Items on shelves are at particular risk. Try to keep heavier objects closer to the ground and, if possible, secure them solidly to the shelves. If this is not possible, you can acquire or modify existing shelves to create a lip that provides protection to keep these items from sliding off. 

Safety cables are a good idea for large appliances, keeping them fastened to walls or other immobile objects. 

For filing cabinets, bookcases, china cabinets, and other tall, standalone furnishings, bolting them to the walls can prevent them from toppling over. Latches and flexible fasteners can keep drawers, cabinets, and other openable compartments closed and secure. 

Don’t forget to secure picture frames and other objects that decorate your walls!

Reinforcing Glass

Safety film can prove invaluable regarding windows, glass doors, and similar items, reinforcing the glass against shattering. Make sure you only apply the film to a single side, not both. Another option is to replace glass with plexiglass which is better able to withstand the effect of earthquakes.  

Chandeliers, Lights, Ceiling Fans, and Other Hanging Fixtures

secure Chandeliers
Image by Claire Rendall from Pixabay

These types of items are dangerous from above. Since they are dangling free-style, the only way to properly secure them is by attaching them firmly to immobile elements of the house, such as the ceiling or walls. 

The Federal Emergency Management Agency recommends using wires to secure these items to the ceiling, most often number 9 gauge wire. Ensure the wires are secured to the ceiling, not other suspended objects. 

The Outside of the House

One of the first actions you need to take to protect the outside of your home is to look up. Are there extending tree branches or other objects, such as electrical poles, that could potentially fall on your roof or cause damage to your home? 

If so, secure those items so they will not come loose from the ground, and prune any trees to eliminate branches that pose potential threats. 

House Structure and Foundation

You likely will want a professional to evaluate what can be done to retrofit your home with earthquake protection. They can tell you whether the walls, foundations, garage, and other important structural aspects are sound or if they need attention.

For instance, some houses are not bolted to the foundation, meaning that the house itself can slide during particularly vigorous earthquakes. Some short walls adjacent to the foundation, known as “cripple walls,” may require bracing to keep them from sliding if the ground shakes. 

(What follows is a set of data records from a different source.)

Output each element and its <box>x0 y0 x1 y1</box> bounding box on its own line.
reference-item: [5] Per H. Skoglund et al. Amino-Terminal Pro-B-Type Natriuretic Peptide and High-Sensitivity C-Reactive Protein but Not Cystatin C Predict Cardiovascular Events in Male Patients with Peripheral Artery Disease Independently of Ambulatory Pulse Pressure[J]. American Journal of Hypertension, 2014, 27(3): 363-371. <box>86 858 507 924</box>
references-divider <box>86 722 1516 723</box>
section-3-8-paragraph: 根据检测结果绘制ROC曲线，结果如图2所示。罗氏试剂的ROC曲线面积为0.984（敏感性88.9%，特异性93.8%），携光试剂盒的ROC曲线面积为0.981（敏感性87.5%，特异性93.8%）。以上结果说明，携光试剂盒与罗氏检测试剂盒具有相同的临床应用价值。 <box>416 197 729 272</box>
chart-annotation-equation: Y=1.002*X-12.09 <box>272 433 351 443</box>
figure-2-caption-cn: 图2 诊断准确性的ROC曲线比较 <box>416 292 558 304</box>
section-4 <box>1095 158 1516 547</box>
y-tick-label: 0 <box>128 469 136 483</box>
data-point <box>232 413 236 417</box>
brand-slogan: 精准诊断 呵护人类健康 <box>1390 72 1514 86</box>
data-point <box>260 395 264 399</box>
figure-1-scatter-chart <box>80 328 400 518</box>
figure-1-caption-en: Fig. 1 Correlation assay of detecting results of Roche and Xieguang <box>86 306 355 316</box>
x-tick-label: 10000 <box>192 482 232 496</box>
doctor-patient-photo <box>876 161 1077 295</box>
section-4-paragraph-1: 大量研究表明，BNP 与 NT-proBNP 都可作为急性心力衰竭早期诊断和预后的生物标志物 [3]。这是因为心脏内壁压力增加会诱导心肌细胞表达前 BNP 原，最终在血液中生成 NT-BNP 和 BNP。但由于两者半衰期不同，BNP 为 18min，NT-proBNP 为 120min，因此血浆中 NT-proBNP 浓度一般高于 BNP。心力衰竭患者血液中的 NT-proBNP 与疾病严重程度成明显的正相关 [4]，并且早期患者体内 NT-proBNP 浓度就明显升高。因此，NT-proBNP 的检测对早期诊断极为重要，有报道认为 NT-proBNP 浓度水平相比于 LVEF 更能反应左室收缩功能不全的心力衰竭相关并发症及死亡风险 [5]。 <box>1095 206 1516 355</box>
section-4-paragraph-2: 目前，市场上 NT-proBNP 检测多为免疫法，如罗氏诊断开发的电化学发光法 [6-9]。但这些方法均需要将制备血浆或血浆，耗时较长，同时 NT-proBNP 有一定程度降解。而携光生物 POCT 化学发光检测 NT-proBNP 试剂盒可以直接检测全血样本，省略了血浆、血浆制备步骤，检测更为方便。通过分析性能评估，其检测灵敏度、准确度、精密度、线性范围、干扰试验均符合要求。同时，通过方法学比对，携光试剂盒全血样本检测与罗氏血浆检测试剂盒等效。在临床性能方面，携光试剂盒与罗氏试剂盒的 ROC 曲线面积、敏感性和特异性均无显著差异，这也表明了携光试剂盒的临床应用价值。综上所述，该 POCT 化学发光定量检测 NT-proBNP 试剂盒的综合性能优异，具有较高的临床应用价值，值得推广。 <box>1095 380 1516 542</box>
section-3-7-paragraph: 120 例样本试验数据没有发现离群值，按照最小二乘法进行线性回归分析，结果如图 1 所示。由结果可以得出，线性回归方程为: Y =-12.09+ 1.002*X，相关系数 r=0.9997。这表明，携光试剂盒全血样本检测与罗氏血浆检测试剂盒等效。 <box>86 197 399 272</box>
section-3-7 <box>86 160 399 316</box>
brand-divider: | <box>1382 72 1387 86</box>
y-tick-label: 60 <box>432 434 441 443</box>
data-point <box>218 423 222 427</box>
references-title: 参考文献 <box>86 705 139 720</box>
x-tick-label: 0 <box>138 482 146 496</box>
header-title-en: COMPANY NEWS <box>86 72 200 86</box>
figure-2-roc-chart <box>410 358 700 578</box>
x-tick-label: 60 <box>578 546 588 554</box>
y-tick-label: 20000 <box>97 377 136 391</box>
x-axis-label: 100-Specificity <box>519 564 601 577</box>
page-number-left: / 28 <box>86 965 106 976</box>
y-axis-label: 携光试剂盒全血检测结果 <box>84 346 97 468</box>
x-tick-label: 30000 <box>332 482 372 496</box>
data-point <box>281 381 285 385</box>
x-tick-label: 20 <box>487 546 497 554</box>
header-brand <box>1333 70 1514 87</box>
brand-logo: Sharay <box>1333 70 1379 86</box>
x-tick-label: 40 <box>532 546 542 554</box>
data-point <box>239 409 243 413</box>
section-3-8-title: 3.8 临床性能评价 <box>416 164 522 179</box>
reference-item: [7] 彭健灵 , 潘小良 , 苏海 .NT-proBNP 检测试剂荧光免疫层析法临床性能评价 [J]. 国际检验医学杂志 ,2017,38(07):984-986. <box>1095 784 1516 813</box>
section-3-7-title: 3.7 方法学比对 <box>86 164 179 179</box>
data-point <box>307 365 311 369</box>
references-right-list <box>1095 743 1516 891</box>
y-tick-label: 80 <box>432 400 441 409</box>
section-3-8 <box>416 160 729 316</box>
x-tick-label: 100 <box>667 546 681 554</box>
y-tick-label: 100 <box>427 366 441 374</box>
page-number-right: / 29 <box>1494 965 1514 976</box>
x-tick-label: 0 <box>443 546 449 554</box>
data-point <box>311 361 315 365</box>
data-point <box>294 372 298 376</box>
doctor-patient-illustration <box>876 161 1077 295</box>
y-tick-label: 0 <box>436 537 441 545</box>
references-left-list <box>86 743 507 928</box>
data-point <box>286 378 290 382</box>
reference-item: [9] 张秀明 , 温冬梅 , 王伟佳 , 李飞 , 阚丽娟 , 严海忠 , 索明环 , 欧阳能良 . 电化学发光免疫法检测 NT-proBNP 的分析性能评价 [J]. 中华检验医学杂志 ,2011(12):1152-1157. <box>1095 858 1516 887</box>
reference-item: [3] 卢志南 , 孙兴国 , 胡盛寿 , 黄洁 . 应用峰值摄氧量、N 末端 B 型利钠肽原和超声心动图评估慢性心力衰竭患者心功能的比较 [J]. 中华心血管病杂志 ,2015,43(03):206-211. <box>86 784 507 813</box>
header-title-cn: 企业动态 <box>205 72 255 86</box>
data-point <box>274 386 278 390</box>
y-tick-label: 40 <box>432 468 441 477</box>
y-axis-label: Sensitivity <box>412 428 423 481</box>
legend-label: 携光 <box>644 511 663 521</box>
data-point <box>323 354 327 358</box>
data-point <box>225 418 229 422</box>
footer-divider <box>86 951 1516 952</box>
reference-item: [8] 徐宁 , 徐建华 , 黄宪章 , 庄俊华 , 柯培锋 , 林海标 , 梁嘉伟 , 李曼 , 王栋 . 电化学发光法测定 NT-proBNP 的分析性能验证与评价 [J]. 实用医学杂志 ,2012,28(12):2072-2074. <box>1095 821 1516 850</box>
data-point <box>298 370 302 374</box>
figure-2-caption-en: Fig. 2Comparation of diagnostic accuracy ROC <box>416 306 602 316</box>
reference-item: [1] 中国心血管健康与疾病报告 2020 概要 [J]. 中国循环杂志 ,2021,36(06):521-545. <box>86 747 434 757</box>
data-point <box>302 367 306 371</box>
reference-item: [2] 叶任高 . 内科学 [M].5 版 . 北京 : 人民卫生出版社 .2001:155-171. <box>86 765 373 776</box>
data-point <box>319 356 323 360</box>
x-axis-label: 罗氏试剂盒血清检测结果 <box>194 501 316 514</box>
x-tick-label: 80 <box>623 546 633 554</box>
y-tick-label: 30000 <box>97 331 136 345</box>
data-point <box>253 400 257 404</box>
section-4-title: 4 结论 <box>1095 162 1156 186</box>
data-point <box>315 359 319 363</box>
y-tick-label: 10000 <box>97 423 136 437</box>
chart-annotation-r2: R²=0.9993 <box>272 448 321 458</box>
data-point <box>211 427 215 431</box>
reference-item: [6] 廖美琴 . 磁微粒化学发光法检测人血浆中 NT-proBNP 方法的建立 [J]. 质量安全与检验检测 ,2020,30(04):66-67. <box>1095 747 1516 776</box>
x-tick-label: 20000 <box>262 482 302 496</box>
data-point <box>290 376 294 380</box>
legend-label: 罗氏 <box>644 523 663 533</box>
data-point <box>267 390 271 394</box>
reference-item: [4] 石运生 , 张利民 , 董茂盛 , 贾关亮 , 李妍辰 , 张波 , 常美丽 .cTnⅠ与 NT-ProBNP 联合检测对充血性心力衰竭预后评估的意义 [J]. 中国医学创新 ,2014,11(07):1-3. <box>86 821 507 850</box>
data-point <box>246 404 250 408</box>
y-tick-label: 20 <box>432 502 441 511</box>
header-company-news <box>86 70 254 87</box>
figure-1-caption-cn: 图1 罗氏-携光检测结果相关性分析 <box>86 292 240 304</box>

Also, second-floor rooms, especially those over the garage, can benefit from enhanced structural improvements to add stability, as they do not have the direct benefit of the ground beneath them. 

The Bottom Line

Your family’s safety should always come first, but reinforcing your house and taking preventative measures can significantly reduce any unfortunate damage or side effects resulting from earthquakes. 

If you doubt any aspect of earthquake-proofing your home, do not hesitate to consult a professional structural engineer or another expert to evaluate your home and answer questions about protection techniques.